Апломб, с которым он говорит о «своих людях», заставляет Хьюго поморщиться.
— Безопасность британских подданных интересует меня прежде всего.
Монтана не смеётся, хотя этого можно было ожидать.
— Вы полагаете, что мы, представители побеждённой страны, приверженцы поверженных идей, беглецы от тех, кого недавно гнали сами, способны представлять угрозу для вашей державы? — издёвка прорывается только в последнем слове.
— Мне известен начальный этап и конечные цели ваших опытов, — говорит Хьюго. — Поэтому отдельным пунктом оговаривается безопасность организации «Хеллсинг».
— Вы считаете, мы представляем угрозу для… вашего друга Артура?
— Сейчас — нет. Но у меня есть основания предполагать, что через двадцать лет это станет вполне вероятным.
— Если вам хочется так думать, — улыбается Монтана. — Заметьте, предложение у вас по сути одно, а просьб ко мне две. Полагаю, я вполне имею право выдвинуть встречную.

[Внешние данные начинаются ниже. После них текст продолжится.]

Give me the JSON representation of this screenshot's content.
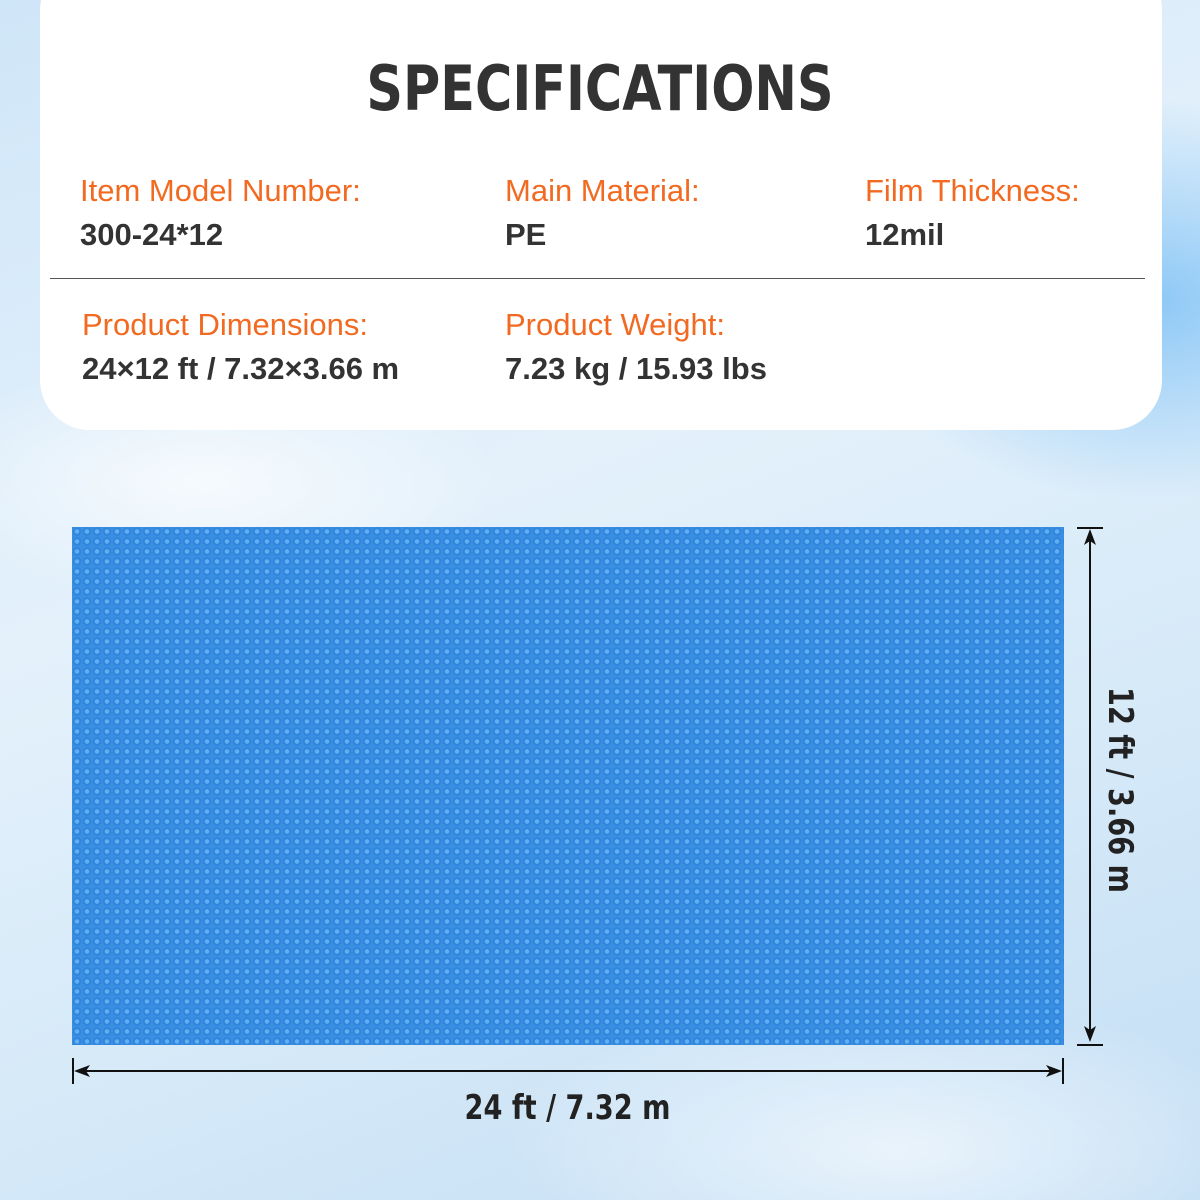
{
  "title": "SPECIFICATIONS",
  "specs": [
    {
      "label": "Item Model Number:",
      "value": "300-24*12"
    },
    {
      "label": "Main Material:",
      "value": "PE"
    },
    {
      "label": "Film Thickness:",
      "value": "12mil"
    },
    {
      "label": "Product Dimensions:",
      "value": "24×12 ft / 7.32×3.66 m"
    },
    {
      "label": "Product Weight:",
      "value": "7.23 kg / 15.93 lbs"
    }
  ],
  "dimensions": {
    "width": "24 ft / 7.32 m",
    "height": "12 ft / 3.66 m"
  },
  "colors": {
    "accent": "#f26a21",
    "text": "#333333",
    "cover": "#3b8fe3"
  }
}
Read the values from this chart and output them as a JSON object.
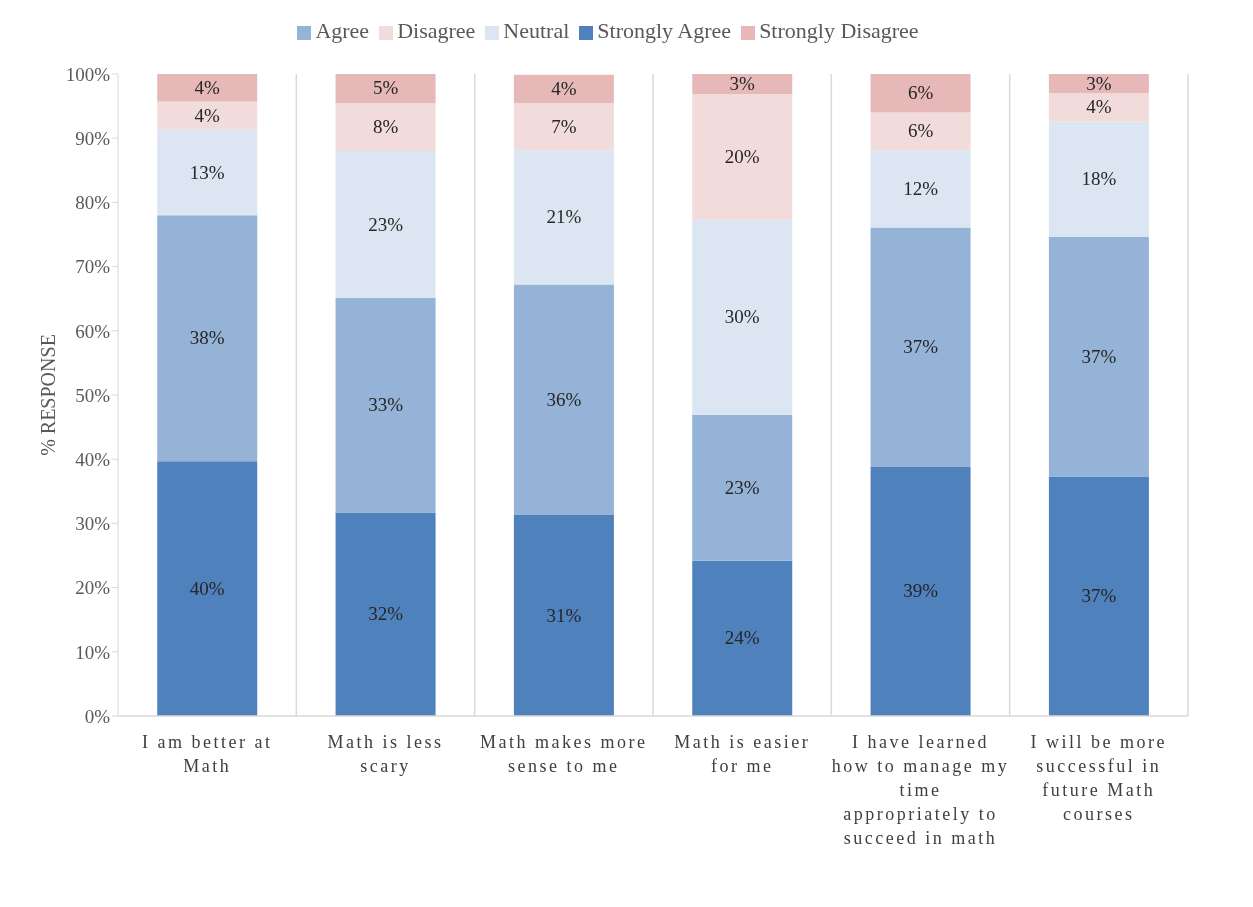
{
  "chart_data": {
    "type": "bar",
    "stacked": true,
    "ylabel": "% RESPONSE",
    "categories": [
      "I am better at Math",
      "Math is less scary",
      "Math makes more sense to me",
      "Math is easier for me",
      "I have learned how to manage my time appropriately to succeed in math",
      "I will be more successful in future Math courses"
    ],
    "series": [
      {
        "name": "Strongly Agree",
        "color": "#4f81bd",
        "values": [
          39.7,
          31.7,
          31.3,
          24.2,
          38.8,
          37.3
        ],
        "value_labels": [
          "40%",
          "32%",
          "31%",
          "24%",
          "39%",
          "37%"
        ]
      },
      {
        "name": "Agree",
        "color": "#95b3d7",
        "values": [
          38.3,
          33.4,
          35.9,
          22.7,
          37.3,
          37.3
        ],
        "value_labels": [
          "38%",
          "33%",
          "36%",
          "23%",
          "37%",
          "37%"
        ]
      },
      {
        "name": "Neutral",
        "color": "#dce6f2",
        "values": [
          13.3,
          22.9,
          20.9,
          30.4,
          12.0,
          18.0
        ],
        "value_labels": [
          "13%",
          "23%",
          "21%",
          "30%",
          "12%",
          "18%"
        ]
      },
      {
        "name": "Disagree",
        "color": "#f2dcdb",
        "values": [
          4.4,
          7.5,
          7.4,
          19.6,
          5.9,
          4.4
        ],
        "value_labels": [
          "4%",
          "8%",
          "7%",
          "20%",
          "6%",
          "4%"
        ]
      },
      {
        "name": "Strongly Disagree",
        "color": "#e6b9b8",
        "values": [
          4.3,
          4.5,
          4.4,
          3.1,
          6.0,
          3.0
        ],
        "value_labels": [
          "4%",
          "5%",
          "4%",
          "3%",
          "6%",
          "3%"
        ]
      }
    ],
    "ylim": [
      0,
      100
    ],
    "yticks": [
      {
        "value": 0,
        "label": "0%"
      },
      {
        "value": 10,
        "label": "10%"
      },
      {
        "value": 20,
        "label": "20%"
      },
      {
        "value": 30,
        "label": "30%"
      },
      {
        "value": 40,
        "label": "40%"
      },
      {
        "value": 50,
        "label": "50%"
      },
      {
        "value": 60,
        "label": "60%"
      },
      {
        "value": 70,
        "label": "70%"
      },
      {
        "value": 80,
        "label": "80%"
      },
      {
        "value": 90,
        "label": "90%"
      },
      {
        "value": 100,
        "label": "100%"
      }
    ],
    "grid": "x",
    "legend": "top"
  }
}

— Это вполне разумно, — кивает Хьюго.
— И по-джентльменски, хотите вы сказать. Итак, моя просьба — практически пустяк. Я хочу, чтобы основное оружие семьи Хеллсингов, называющее себя вампиром Алукардом, было изолировано от внешнего мира.
— Это невозможно, — быстро говорит Хьюго.
— Почему же? — наигранно изумляется Монтана. — Говорят, что если хочешь мира, первым делом следует закопать топор войны.
Хьюго берёт новую сигарету и глубоко затягивается. Через сизый дым видно, как ярко сияют окружающие его алые точки в тёмном душном воздухе.
— Я назвал вам срок в двадцать лет. Если по истечении его у меня не будет причин считать, что вы не выполняете свою сторону договора, вампир Алукард будет заперт и послужит гарантом нашего соглашения.
— Разумно, — медленно произносит Монтана. — Весьма разумно. Я принимаю ваши условия.
Сигарета обжигает Хьюго пальцы.
— Не смею больше отнимать ваше время, — коротко говорит он и встаёт. — Полагаю, мы без труда найдём способ связаться друг с другом.
— Подождите, — Монтана тоже поднимается из своего огромного мягкого кресла. — Может быть, вы окажете честь отобедать со мной? У меня прекрасный повар.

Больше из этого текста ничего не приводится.